Global hotels – key investment transactions
Los Angeles
A notable cross-border transaction involving Chinese capital was the acquisition of the Marriott Los Angeles Downtown
by China-based Shenzhen New World who acquired the 469-room hotel for US$63 million.
Australia
Indicative of strong Asian buyer interest in Australian hotel assets, Singapore-listed CDL Hospitality Trusts purchased
the TAHL (Tourism Asset Holdings Limited) hotels portfolio for A$175 million (US$160 million). The portfolio comprises
five properties totalling 1,139 rooms, leased and managed by the Accor Group.

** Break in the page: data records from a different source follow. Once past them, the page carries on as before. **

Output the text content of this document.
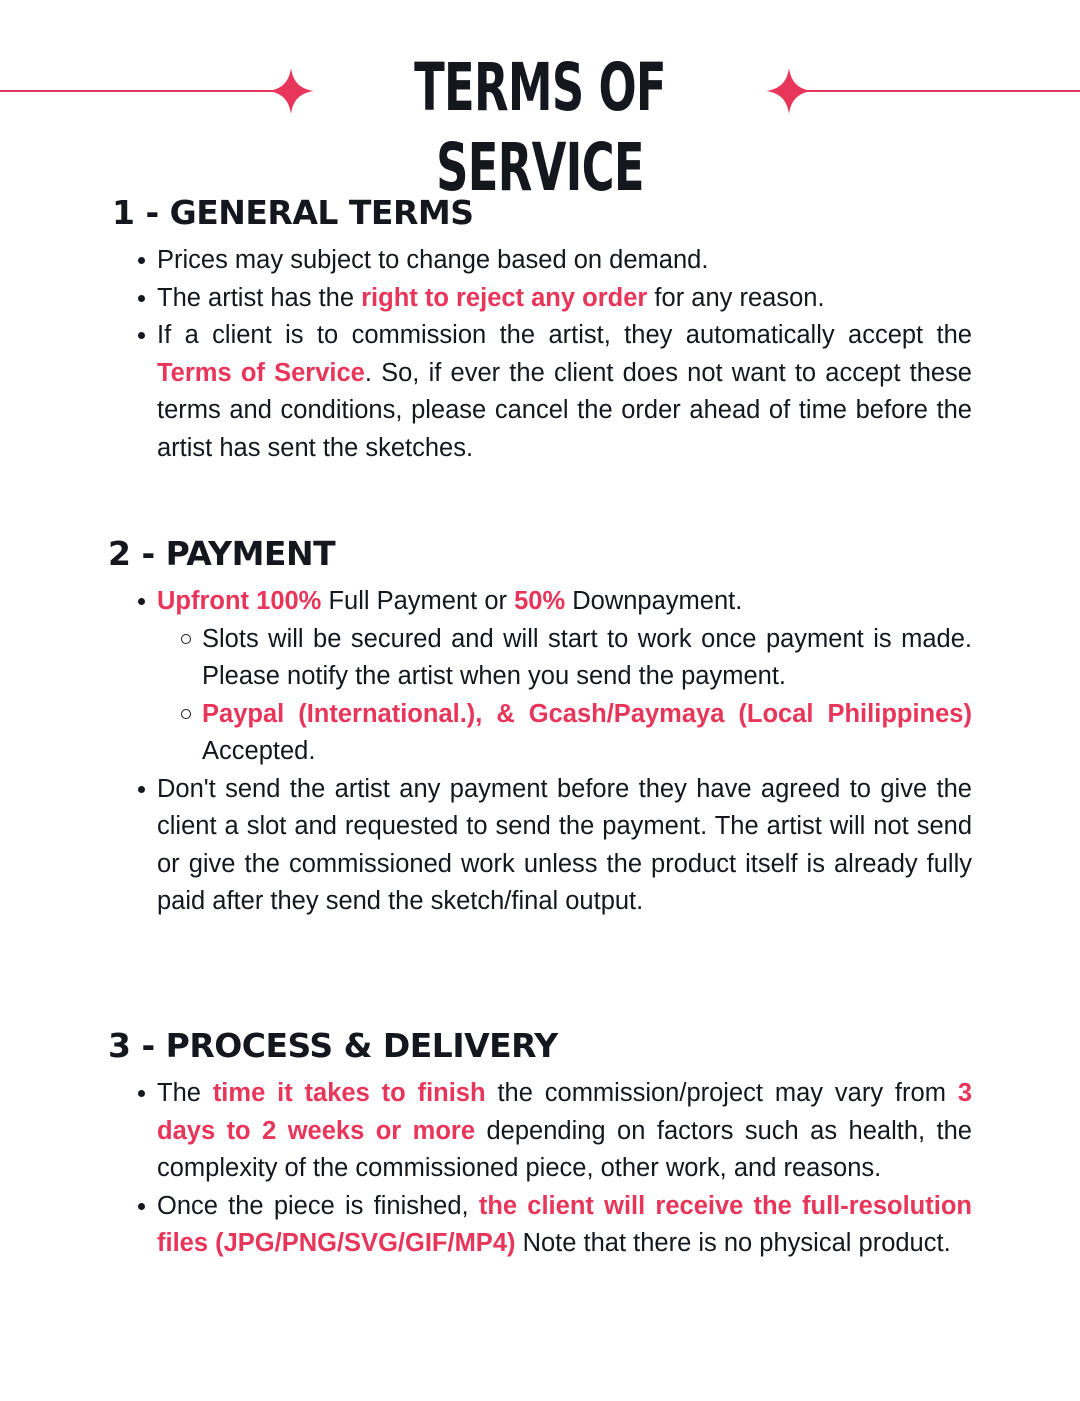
TERMS OF SERVICE
1 - GENERAL TERMS
Prices may subject to change based on demand.
The artist has the right to reject any order for any reason.
If a client is to commission the artist, they automatically accept the Terms of Service. So, if ever the client does not want to accept these terms and conditions, please cancel the order ahead of time before the artist has sent the sketches.
2 - PAYMENT
Upfront 100% Full Payment or 50% Downpayment.
Slots will be secured and will start to work once payment is made. Please notify the artist when you send the payment.
Paypal (International.), & Gcash/Paymaya (Local Philippines) Accepted.
Don't send the artist any payment before they have agreed to give the client a slot and requested to send the payment. The artist will not send or give the commissioned work unless the product itself is already fully paid after they send the sketch/final output.
3 - PROCESS & DELIVERY
The time it takes to finish the commission/project may vary from 3 days to 2 weeks or more depending on factors such as health, the complexity of the commissioned piece, other work, and reasons.
Once the piece is finished, the client will receive the full-resolution files (JPG/PNG/SVG/GIF/MP4) Note that there is no physical product.
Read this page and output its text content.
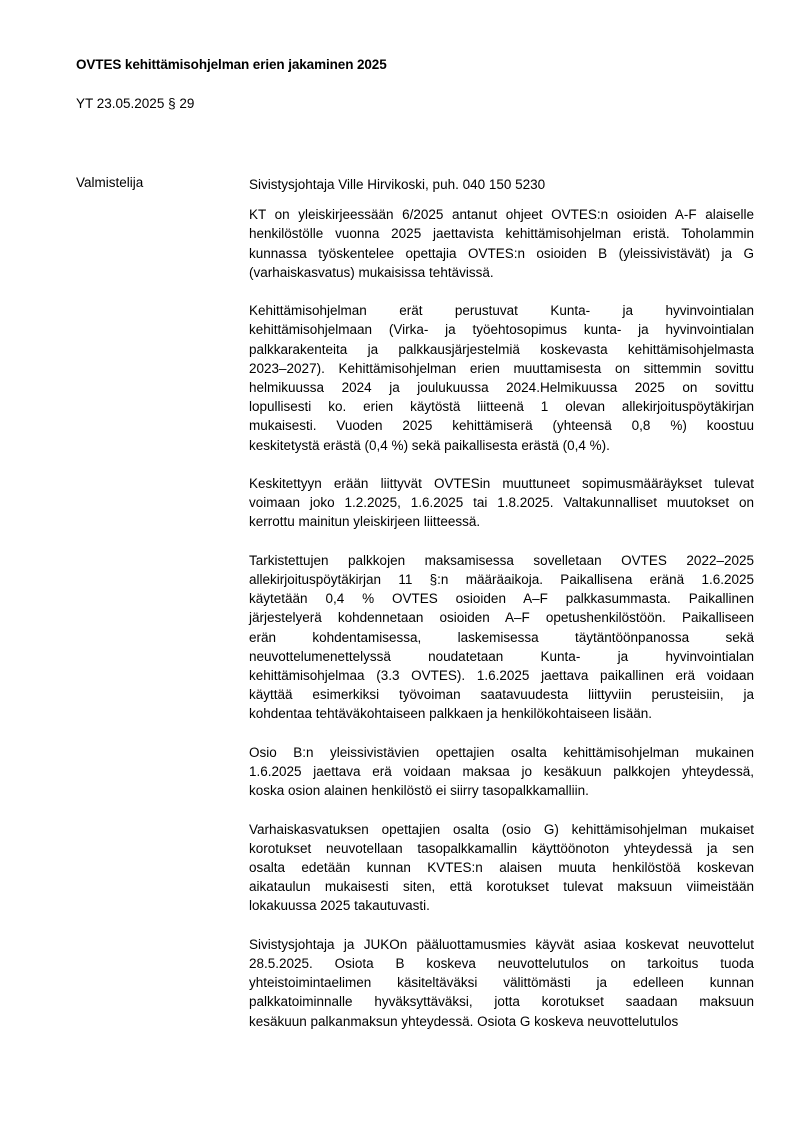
OVTES kehittämisohjelman erien jakaminen 2025
YT 23.05.2025 § 29
Valmistelija	Sivistysjohtaja Ville Hirvikoski, puh. 040 150 5230
KT on yleiskirjeessään 6/2025 antanut ohjeet OVTES:n osioiden A-F alaiselle
henkilöstölle vuonna 2025 jaettavista kehittämisohjelman eristä. Toholammin
kunnassa työskentelee opettajia OVTES:n osioiden B (yleissivistävät) ja G
(varhaiskasvatus) mukaisissa tehtävissä.
Kehittämisohjelman erät perustuvat Kunta- ja hyvinvointialan
kehittämisohjelmaan (Virka- ja työehtosopimus kunta- ja hyvinvointialan
palkkarakenteita ja palkkausjärjestelmiä koskevasta kehittämisohjelmasta
2023–2027). Kehittämisohjelman erien muuttamisesta on sittemmin sovittu
helmikuussa 2024 ja joulukuussa 2024.Helmikuussa 2025 on sovittu
lopullisesti ko. erien käytöstä liitteenä 1 olevan allekirjoituspöytäkirjan
mukaisesti. Vuoden 2025 kehittämiserä (yhteensä 0,8 %) koostuu
keskitetystä erästä (0,4 %) sekä paikallisesta erästä (0,4 %).
Keskitettyyn erään liittyvät OVTESin muuttuneet sopimusmääräykset tulevat
voimaan joko 1.2.2025, 1.6.2025 tai 1.8.2025. Valtakunnalliset muutokset on
kerrottu mainitun yleiskirjeen liitteessä.
Tarkistettujen palkkojen maksamisessa sovelletaan OVTES 2022–2025
allekirjoituspöytäkirjan 11 §:n määräaikoja. Paikallisena eränä 1.6.2025
käytetään 0,4 % OVTES osioiden A–F palkkasummasta. Paikallinen
järjestelyerä kohdennetaan osioiden A–F opetushenkilöstöön. Paikalliseen
erän kohdentamisessa, laskemisessa täytäntöönpanossa sekä
neuvottelumenettelyssä noudatetaan Kunta- ja hyvinvointialan
kehittämisohjelmaa (3.3 OVTES). 1.6.2025 jaettava paikallinen erä voidaan
käyttää esimerkiksi työvoiman saatavuudesta liittyviin perusteisiin, ja
kohdentaa tehtäväkohtaiseen palkkaen ja henkilökohtaiseen lisään.
Osio B:n yleissivistävien opettajien osalta kehittämisohjelman mukainen
1.6.2025 jaettava erä voidaan maksaa jo kesäkuun palkkojen yhteydessä,
koska osion alainen henkilöstö ei siirry tasopalkkamalliin.
Varhaiskasvatuksen opettajien osalta (osio G) kehittämisohjelman mukaiset
korotukset neuvotellaan tasopalkkamallin käyttöönoton yhteydessä ja sen
osalta edetään kunnan KVTES:n alaisen muuta henkilöstöä koskevan
aikataulun mukaisesti siten, että korotukset tulevat maksuun viimeistään
lokakuussa 2025 takautuvasti.
Sivistysjohtaja ja JUKOn pääluottamusmies käyvät asiaa koskevat neuvottelut
28.5.2025. Osiota B koskeva neuvottelutulos on tarkoitus tuoda
yhteistoimintaelimen käsiteltäväksi välittömästi ja edelleen kunnan
palkkatoiminnalle hyväksyttäväksi, jotta korotukset saadaan maksuun
kesäkuun palkanmaksun yhteydessä. Osiota G koskeva neuvottelutulos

Corporate sale and leasebacks
Recent sale-leasebacks around the globe include:
Australia
Leighton Holdings Limited announced that it has signed a contract to sell the South Tower in Brisbane’s Fortitude Valley
to AFIAA for A$94 million (US$87 million). AFIAA is the investment foundation of 18 Swiss pension funds. The tower is
fully leased to Leighton as its new headquarters on a fixed 10-year lease.
Spain
Banco Sadabell agreed to a €403 million ($US560 million) sale-leaseback on a portfolio of bank branches. The sale to
UK investor Moor Park Capital Partners, consisting of 378 branches, reflects an initial yield of 6.65%. Banco Sadabell
will formalise a long-term lease.
COPYRIGHT © JONES LANG LASALLE IP, INC. 2010. All Rights Reserved 16
Global Market Perspective April 2010
United Kingdom
Liberty Plc sold its flagship store in London’s Regent Street for £41.5 million ($US62 million) in a sale-leaseback. The
company sold the freehold interest in the 125,000 square feet store to private property investment firm Sirosa. Liberty will
take a 30-year lease on the building at an initial annual rent of £2.1 million (US$2.9 million), with five yearly fixed rent
reviews.
United States
Brookfield Asset Management is looking to sell two Tampa office buildings, fully leased to JPMorgan. The buildings,
which encompass 321,000 square feet, are expected to attract bids of at least US$55 million, equating to an initial yield
of less than 7%. The two buildings were part of a larger US$200 million portfolio transaction in April. As part of that deal,
JPMorgan signed a 15-year lease on one building and a 20-year lease on the other.